Someday … not sure when … but someday … we’ll come to our senses. We’ll have a national mea culpa. And we’ll get our educational priorities back in common sense rhythms. But it won’t be easy. It’s gonna be hard stuff.

All of the wisdom-whispers will have disappeared. And “starting from scratch” won’t be a cliche any more. It’ll be a reality.

Wish us luck. We’re gonna need it.

5 thoughts on “The Back Door

  1. Dennis you are an absolute genius when it comes to writing the truth about education!! I just watched a movie called “That’s What I am” on Netflix. The message of this simple movie about adolescence back in the 50’s keeps resonating with me. I find I keep telling myself, even though I am retired, “I am a teacher. That’s what I am”. Not everyone is a teacher.

    1. “I find I keep telling myself, even though I am retired, “I am a teacher. That’s what I am”.

      We share the same sweet addiction. Thanks for the kind words.

  2. This is a magnificent piece of writing. It needs to be published on every editorial page in America. It needs to be forced in faces of educators, legislators, parents, and academia.

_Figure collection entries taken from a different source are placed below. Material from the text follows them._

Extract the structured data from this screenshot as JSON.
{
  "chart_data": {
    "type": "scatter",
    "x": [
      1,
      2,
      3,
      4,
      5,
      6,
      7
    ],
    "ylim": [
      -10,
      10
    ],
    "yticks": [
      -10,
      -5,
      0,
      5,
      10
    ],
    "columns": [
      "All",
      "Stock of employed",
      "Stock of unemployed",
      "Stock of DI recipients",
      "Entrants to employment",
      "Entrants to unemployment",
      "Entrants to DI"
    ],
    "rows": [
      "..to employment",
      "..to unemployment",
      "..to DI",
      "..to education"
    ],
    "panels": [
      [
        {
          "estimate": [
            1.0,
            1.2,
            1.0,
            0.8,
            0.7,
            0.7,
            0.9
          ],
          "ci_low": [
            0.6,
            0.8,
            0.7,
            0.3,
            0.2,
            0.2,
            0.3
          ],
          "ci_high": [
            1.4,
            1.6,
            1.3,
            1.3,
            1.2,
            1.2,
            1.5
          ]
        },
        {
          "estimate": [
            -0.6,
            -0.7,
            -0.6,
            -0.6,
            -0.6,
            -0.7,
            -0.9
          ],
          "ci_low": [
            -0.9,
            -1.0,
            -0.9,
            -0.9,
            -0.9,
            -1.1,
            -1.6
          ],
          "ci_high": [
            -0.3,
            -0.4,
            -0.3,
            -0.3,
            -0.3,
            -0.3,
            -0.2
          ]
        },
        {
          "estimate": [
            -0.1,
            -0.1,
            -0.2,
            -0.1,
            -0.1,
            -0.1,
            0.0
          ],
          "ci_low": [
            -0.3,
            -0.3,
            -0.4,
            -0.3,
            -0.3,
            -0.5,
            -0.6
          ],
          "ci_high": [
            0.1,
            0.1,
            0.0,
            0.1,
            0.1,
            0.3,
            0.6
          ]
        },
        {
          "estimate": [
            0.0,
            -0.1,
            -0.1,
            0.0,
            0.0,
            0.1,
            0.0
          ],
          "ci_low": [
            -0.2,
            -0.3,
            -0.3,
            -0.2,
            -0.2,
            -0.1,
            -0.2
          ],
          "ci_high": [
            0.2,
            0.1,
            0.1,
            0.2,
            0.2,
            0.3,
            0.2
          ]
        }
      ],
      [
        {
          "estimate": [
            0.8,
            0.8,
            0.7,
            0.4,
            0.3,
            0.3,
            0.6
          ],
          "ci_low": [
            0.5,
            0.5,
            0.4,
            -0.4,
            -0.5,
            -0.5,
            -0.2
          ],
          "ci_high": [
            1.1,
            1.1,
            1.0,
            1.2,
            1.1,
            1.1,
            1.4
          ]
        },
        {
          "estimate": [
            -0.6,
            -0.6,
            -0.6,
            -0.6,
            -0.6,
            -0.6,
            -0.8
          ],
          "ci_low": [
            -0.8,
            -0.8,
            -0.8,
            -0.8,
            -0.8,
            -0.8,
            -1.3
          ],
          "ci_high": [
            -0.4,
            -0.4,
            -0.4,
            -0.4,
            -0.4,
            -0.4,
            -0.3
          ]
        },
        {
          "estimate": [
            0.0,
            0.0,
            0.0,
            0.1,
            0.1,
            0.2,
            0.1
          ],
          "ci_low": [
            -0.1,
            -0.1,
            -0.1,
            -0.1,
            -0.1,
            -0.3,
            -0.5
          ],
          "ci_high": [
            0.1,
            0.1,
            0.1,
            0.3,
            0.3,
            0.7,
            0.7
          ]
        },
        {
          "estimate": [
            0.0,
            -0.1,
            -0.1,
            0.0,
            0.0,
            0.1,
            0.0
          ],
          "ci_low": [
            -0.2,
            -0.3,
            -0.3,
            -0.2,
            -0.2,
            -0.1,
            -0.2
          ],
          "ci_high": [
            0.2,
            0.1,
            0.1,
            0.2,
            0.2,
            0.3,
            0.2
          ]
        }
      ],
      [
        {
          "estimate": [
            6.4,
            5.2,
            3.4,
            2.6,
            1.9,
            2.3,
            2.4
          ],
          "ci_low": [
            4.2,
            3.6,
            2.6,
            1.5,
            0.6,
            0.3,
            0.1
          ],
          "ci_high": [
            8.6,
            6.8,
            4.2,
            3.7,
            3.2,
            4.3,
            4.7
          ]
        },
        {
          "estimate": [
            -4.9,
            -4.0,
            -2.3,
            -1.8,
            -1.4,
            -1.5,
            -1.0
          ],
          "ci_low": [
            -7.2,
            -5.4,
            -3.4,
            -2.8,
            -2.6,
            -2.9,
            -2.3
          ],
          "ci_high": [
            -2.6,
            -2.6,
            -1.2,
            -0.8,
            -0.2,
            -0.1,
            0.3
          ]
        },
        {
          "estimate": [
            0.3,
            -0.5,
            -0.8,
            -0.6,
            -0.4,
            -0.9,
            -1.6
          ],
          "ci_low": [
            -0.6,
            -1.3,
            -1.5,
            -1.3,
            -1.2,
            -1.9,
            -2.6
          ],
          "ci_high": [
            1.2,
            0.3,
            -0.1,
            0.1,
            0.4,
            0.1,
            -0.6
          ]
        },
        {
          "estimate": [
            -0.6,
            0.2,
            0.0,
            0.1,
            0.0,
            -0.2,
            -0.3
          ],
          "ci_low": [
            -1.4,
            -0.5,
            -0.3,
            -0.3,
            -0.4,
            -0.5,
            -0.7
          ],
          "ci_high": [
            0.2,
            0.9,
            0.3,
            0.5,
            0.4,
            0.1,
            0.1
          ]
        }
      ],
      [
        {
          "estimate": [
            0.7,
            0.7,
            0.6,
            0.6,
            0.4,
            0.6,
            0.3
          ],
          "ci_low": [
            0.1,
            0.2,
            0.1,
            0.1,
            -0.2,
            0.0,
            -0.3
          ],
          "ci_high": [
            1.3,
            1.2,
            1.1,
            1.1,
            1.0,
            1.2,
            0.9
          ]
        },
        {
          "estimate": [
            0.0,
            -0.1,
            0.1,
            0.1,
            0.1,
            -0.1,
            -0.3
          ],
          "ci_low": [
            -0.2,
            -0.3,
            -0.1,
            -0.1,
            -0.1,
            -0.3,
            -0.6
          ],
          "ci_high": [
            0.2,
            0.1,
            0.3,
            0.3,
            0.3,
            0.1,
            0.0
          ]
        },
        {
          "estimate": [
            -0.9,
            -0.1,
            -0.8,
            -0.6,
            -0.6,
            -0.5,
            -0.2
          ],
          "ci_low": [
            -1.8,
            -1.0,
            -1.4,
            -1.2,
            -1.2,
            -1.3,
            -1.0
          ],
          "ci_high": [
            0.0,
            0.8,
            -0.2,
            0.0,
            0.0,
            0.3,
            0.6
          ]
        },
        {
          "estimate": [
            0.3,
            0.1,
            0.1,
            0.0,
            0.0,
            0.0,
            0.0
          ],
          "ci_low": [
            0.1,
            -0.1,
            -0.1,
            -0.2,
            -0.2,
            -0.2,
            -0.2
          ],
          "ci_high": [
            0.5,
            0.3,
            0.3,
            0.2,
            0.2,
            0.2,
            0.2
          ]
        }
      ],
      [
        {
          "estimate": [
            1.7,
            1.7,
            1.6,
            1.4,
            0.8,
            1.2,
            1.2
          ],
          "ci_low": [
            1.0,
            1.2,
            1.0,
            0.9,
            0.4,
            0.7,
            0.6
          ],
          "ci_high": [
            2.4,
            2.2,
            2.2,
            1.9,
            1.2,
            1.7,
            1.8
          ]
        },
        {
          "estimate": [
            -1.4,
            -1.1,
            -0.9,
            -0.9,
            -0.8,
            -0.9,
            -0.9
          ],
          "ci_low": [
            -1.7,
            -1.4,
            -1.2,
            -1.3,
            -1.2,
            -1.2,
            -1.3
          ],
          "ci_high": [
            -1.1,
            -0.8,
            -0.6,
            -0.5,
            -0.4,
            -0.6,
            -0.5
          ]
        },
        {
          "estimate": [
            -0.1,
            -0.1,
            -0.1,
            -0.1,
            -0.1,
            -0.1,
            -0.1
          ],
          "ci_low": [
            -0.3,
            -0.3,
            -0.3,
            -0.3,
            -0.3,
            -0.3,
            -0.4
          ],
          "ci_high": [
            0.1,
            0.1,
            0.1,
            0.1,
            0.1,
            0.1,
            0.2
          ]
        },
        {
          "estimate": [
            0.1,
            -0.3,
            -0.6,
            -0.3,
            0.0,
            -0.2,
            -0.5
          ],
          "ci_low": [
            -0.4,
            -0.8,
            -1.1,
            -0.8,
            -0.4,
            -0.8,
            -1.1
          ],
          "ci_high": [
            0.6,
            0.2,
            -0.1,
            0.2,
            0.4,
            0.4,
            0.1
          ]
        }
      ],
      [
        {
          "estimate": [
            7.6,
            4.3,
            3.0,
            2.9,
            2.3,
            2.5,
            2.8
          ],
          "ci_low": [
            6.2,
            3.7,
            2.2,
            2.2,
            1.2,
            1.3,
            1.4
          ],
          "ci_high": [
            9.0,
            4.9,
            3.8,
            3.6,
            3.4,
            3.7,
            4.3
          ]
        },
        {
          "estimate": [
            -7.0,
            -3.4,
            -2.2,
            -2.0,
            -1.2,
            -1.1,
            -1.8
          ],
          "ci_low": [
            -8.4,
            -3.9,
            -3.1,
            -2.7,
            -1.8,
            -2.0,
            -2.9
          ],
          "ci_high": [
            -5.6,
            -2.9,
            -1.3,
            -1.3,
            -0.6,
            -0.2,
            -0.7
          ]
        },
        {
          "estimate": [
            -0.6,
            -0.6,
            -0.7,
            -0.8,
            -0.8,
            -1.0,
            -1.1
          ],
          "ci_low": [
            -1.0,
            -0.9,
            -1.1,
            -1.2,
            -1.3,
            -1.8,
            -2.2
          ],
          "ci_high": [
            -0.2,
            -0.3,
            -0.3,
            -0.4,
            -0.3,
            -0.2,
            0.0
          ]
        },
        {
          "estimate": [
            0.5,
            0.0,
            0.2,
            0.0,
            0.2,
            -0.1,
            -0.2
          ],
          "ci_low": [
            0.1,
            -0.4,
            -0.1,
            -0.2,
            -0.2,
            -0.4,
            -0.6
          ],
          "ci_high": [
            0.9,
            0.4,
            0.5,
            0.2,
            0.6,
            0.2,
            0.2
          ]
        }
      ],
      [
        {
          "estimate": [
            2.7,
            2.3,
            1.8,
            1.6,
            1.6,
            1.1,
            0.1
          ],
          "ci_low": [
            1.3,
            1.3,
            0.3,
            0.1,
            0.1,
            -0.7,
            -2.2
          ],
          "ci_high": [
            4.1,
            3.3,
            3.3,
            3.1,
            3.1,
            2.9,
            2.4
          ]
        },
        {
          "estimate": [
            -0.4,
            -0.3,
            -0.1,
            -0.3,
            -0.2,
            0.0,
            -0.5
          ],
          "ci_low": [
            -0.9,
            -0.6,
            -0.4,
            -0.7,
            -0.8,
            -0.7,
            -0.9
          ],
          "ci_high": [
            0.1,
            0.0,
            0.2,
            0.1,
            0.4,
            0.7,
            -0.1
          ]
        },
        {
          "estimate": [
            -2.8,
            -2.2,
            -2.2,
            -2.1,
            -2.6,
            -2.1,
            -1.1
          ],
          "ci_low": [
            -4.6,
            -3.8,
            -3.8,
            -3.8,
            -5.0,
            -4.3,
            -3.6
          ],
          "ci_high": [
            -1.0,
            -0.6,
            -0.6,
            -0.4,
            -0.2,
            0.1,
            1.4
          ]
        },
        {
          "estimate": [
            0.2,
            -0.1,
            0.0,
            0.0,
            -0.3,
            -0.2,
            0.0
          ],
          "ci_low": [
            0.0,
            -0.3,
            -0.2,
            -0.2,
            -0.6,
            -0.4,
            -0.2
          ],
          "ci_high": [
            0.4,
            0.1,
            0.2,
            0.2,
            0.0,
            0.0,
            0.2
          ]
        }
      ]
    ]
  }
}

    But, as I think about it, it wouldn’t matter. The problem of education has become so overwhelmingly messed up and such a monster to handle that those with power aren’t powerful enough to fix it in its present state. It really does have to be completely rebuilt. That ain’t gonna happen. As we know, when enough people (philanthropists, bureaucrats, etc.) get “invested” in a situation, they are not willing to change what they are doing. They ride it as long as they can–on the backs of children, in the case of education.

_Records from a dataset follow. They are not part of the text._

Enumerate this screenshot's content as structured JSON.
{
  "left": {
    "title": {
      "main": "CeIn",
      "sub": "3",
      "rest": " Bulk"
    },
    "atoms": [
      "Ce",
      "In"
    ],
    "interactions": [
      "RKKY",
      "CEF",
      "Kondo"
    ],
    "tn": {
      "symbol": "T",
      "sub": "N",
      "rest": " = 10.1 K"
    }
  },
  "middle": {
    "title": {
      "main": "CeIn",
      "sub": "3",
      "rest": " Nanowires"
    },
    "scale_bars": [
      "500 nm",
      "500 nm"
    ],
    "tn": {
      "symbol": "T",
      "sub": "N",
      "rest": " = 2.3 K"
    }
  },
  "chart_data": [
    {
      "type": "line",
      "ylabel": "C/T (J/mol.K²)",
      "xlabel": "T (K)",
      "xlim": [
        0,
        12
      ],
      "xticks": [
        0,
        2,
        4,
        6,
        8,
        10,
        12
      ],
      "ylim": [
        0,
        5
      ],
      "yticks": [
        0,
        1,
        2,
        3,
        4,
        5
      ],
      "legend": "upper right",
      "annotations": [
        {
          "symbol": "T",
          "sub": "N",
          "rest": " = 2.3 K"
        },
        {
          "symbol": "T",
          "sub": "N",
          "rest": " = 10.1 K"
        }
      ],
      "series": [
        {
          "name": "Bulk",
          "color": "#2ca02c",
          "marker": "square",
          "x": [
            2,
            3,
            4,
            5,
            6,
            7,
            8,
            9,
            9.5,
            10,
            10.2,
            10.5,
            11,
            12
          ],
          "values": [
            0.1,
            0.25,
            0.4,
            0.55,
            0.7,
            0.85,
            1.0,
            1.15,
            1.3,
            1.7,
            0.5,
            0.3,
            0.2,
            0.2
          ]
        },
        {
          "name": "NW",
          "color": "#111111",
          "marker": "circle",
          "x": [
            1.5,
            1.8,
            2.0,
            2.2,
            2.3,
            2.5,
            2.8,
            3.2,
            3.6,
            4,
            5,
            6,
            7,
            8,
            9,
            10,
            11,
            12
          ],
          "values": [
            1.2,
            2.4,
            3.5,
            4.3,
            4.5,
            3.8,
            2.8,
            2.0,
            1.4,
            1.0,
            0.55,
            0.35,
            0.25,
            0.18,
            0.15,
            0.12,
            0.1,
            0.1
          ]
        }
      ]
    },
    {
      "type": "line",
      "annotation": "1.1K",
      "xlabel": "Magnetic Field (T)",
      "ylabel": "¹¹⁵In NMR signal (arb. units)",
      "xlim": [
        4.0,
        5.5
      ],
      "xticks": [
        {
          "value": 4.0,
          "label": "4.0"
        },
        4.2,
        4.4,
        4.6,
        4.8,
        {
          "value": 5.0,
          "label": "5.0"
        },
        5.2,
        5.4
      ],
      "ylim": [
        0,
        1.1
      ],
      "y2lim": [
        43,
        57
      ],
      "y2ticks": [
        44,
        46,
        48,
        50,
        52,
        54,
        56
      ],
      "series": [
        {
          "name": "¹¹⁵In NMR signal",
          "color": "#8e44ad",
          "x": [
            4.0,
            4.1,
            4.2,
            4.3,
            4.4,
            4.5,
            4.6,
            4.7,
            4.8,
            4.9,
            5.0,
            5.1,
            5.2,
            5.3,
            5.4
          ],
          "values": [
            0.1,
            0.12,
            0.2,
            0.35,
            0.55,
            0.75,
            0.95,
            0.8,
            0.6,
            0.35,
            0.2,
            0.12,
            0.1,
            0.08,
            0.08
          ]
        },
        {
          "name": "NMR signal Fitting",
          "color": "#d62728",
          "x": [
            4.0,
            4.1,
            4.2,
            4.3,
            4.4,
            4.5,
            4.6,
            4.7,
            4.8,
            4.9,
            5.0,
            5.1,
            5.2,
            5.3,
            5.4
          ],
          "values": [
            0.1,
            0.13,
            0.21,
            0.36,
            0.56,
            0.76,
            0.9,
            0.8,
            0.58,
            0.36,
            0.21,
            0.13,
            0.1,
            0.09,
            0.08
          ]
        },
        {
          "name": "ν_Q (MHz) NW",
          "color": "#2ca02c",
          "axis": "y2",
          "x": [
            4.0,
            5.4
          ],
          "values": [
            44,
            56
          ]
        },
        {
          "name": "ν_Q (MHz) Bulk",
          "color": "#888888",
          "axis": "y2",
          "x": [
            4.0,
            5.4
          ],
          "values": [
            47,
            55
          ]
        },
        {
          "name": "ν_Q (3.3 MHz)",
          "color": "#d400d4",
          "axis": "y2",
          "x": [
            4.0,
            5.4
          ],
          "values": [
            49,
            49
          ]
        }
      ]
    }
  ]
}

    Ironically, a friend and I who taught together 20 years ago in a middle school just recently discussed this very topic. We asked, when all “elders” are gone from the classrooms, what will happen? We talked about what we already began seeing 10 years ago when we retired. Young teachers were ill prepared for teaching of content in mathematics (me) or in gifted education (her). The awful part was they did not know how much they did not know but they didn’t seem to think it was a big problem. It was simply a job, not a passion.

    Yes, there are some wonderful young teachers coming into the schools. They don’t stay, largely because of the work environment (not the pay). The tipping point has now been reached whereby the need for a warm body outweighs the hunt for real teachers. Our national, short attention span is the result of our cultural mores and values today. That means we manage the immediate problem and think the end results will manage itself. It’s assumed someone will always be there to pick up the pieces. That “someone” used to be the elders because of their work ethic and wisdom. Today it is the “government” because those elders are becoming non-existent, as this article says.

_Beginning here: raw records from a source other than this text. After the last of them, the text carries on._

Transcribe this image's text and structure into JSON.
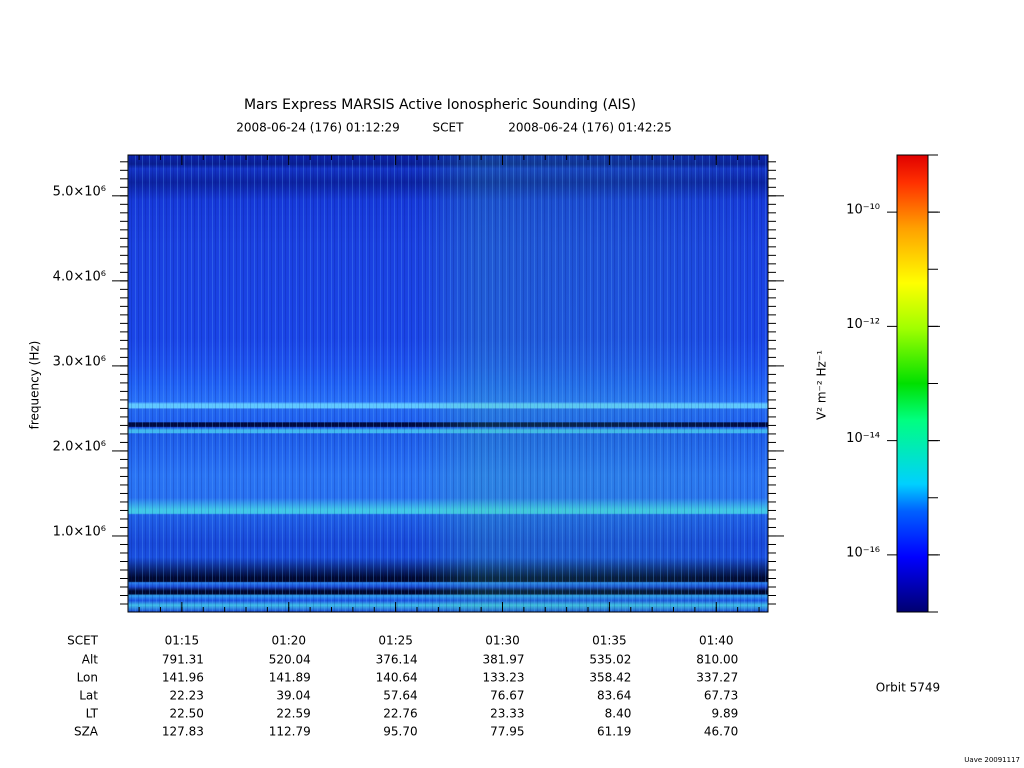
{
  "chart_data": {
    "type": "spectrogram",
    "title": "Mars Express MARSIS Active Ionospheric Sounding (AIS)",
    "start_time": "2008-06-24 (176) 01:12:29",
    "time_system": "SCET",
    "end_time": "2008-06-24 (176) 01:42:25",
    "ylabel": "frequency (Hz)",
    "xlim": [
      12.48,
      42.42
    ],
    "xticks": [
      {
        "value": 15,
        "label": "01:15"
      },
      {
        "value": 20,
        "label": "01:20"
      },
      {
        "value": 25,
        "label": "01:25"
      },
      {
        "value": 30,
        "label": "01:30"
      },
      {
        "value": 35,
        "label": "01:35"
      },
      {
        "value": 40,
        "label": "01:40"
      }
    ],
    "ylim": [
      106000,
      5480000
    ],
    "yticks": [
      {
        "value": 1000000,
        "label": "1.0×10⁶"
      },
      {
        "value": 2000000,
        "label": "2.0×10⁶"
      },
      {
        "value": 3000000,
        "label": "3.0×10⁶"
      },
      {
        "value": 4000000,
        "label": "4.0×10⁶"
      },
      {
        "value": 5000000,
        "label": "5.0×10⁶"
      }
    ],
    "colorbar": {
      "label": "V² m⁻² Hz⁻¹",
      "log": true,
      "zlim": [
        1e-17,
        1e-09
      ],
      "zticks": [
        {
          "value": 1e-16,
          "label": "10⁻¹⁶"
        },
        {
          "value": 1e-14,
          "label": "10⁻¹⁴"
        },
        {
          "value": 1e-12,
          "label": "10⁻¹²"
        },
        {
          "value": 1e-10,
          "label": "10⁻¹⁰"
        }
      ]
    },
    "ephemeris": {
      "time_label": "SCET",
      "rows": [
        {
          "label": "Alt",
          "values": [
            "791.31",
            "520.04",
            "376.14",
            "381.97",
            "535.02",
            "810.00"
          ]
        },
        {
          "label": "Lon",
          "values": [
            "141.96",
            "141.89",
            "140.64",
            "133.23",
            "358.42",
            "337.27"
          ]
        },
        {
          "label": "Lat",
          "values": [
            "22.23",
            "39.04",
            "57.64",
            "76.67",
            "83.64",
            "67.73"
          ]
        },
        {
          "label": "LT",
          "values": [
            "22.50",
            "22.59",
            "22.76",
            "23.33",
            "8.40",
            "9.89"
          ]
        },
        {
          "label": "SZA",
          "values": [
            "127.83",
            "112.79",
            "95.70",
            "77.95",
            "61.19",
            "46.70"
          ]
        }
      ]
    },
    "orbit": "Orbit 5749",
    "footer": "Uave 20091117"
  }
}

    However, according to today’s reformists who think education should be run by children’s desires (child-centered), the loss of elders probably won’t be recognized as an important issue.

  3. As always Dennis is spot on. Niki, i hear your frustration. Too many parents and others assume wrongly that school is just like it was when they attended. By the time they realize how much it has changed and how devastating the outcomes will be, it will be too late to change it.